16 men from New Zealand received the Victoria Cross, Britain’s highest award for gallantry, during the First World War. As part of the Centenary Commemorations the people of the United Kingdom marked their gratitude to those courageous men by presenting a bronze memorial plaque to their home country engraved with their
names. The plaque is now displayed in the grounds of the New Zealand Parliament, Wellington. This archive tells their stories.
Name: Richard Travis
DOB: 6 April 1884
Place of Birth: Opotiki, New Zealand
Date of Action: 24 July 1918
Place of Action: Rossignol Wood, France
Regiment: 2nd Battalion, Otago Infantry Regiment, New Zealand Expeditionary Force
Richard Travis was born Dickson Savage in 1884 in Opotiki, New Zealand, but he changed his name to Travis to make a clean break after claims of impropriety. He worked as a farm hand and horse breaker before enlisting in the New Zealand Expeditionary Force, less than a month after the outbreak of the First World War.

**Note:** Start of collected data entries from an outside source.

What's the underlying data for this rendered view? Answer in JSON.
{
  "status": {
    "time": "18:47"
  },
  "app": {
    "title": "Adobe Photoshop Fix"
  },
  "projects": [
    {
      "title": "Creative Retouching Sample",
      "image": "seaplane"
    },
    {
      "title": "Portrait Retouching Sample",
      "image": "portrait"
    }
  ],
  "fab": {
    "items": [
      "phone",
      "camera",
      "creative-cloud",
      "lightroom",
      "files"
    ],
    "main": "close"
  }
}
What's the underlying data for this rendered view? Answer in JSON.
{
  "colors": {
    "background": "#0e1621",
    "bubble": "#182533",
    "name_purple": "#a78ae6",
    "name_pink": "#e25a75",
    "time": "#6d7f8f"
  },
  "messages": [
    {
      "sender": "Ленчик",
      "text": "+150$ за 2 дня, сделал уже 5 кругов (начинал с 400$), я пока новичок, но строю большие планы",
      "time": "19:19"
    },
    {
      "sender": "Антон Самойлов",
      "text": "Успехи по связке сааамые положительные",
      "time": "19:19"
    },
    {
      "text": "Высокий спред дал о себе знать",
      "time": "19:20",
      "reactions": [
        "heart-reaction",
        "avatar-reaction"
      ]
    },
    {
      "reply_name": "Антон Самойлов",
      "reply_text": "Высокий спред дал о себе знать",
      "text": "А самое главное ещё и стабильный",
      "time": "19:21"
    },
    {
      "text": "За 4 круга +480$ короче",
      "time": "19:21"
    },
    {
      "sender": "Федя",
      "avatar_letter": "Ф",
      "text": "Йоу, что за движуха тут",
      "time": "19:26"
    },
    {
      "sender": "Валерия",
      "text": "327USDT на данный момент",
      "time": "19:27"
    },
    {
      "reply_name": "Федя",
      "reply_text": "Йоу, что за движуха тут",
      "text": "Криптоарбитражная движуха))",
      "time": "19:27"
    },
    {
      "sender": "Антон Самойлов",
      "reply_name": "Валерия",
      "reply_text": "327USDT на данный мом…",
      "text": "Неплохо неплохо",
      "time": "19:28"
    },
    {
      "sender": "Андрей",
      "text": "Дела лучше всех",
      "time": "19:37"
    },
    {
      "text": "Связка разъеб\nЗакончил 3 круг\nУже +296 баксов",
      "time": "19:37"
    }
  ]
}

Travis served briefly in Gallipoli before being sent to the Western Front where he earned a reputation as a scout. He was awarded the Distinguished Conduct Medal in September 1916 for his actions in the Somme, and in 1918 he earned the Belgian Croix de Guerre and later the Military Medal. He was awarded the Victoria Cross posthumously for his actions on 24 July 1918 at Rossignol Wood in France. His citation reads:
For most conspicuous bravery and devotion to duty. During ‘surprise’ operations it was necessary to destroy an impassable wire block. Sjt. Travis, regardless of personal danger, volunteered for this duty. Before zero hour, in broad daylight and in close proximity to enemy posts he crawled out and successfully destroyed the block with bombs, thus enabling the attacking parties to pass through. A few minutes later a bombing party on the right of the attack was held up by two enemy machine guns, and the success of the whole operation was in danger. Perceiving this Sjt. Travis with great gallantry and utter disregard of danger, rushed the position, killed the crews and captured the guns. An enemy officer and three men immediately rushed at him from a bend in the trench and attempted to retake the guns. These four he killed single handed, thus allowing the bombing party on which much depended to advance. The success of the operation was almost entirely due to the heroic work of this gallant N.C.O. and the vigour with which he made and used opportunities for inflicting casualties on the enemy. He was killed 24 hours later when, in a most intense bombardment prior to an enemy counter-attack, he was going from post to post encouraging the men.
Sergeant Travis was killed by shellfire the following day. He was buried at Couin in France.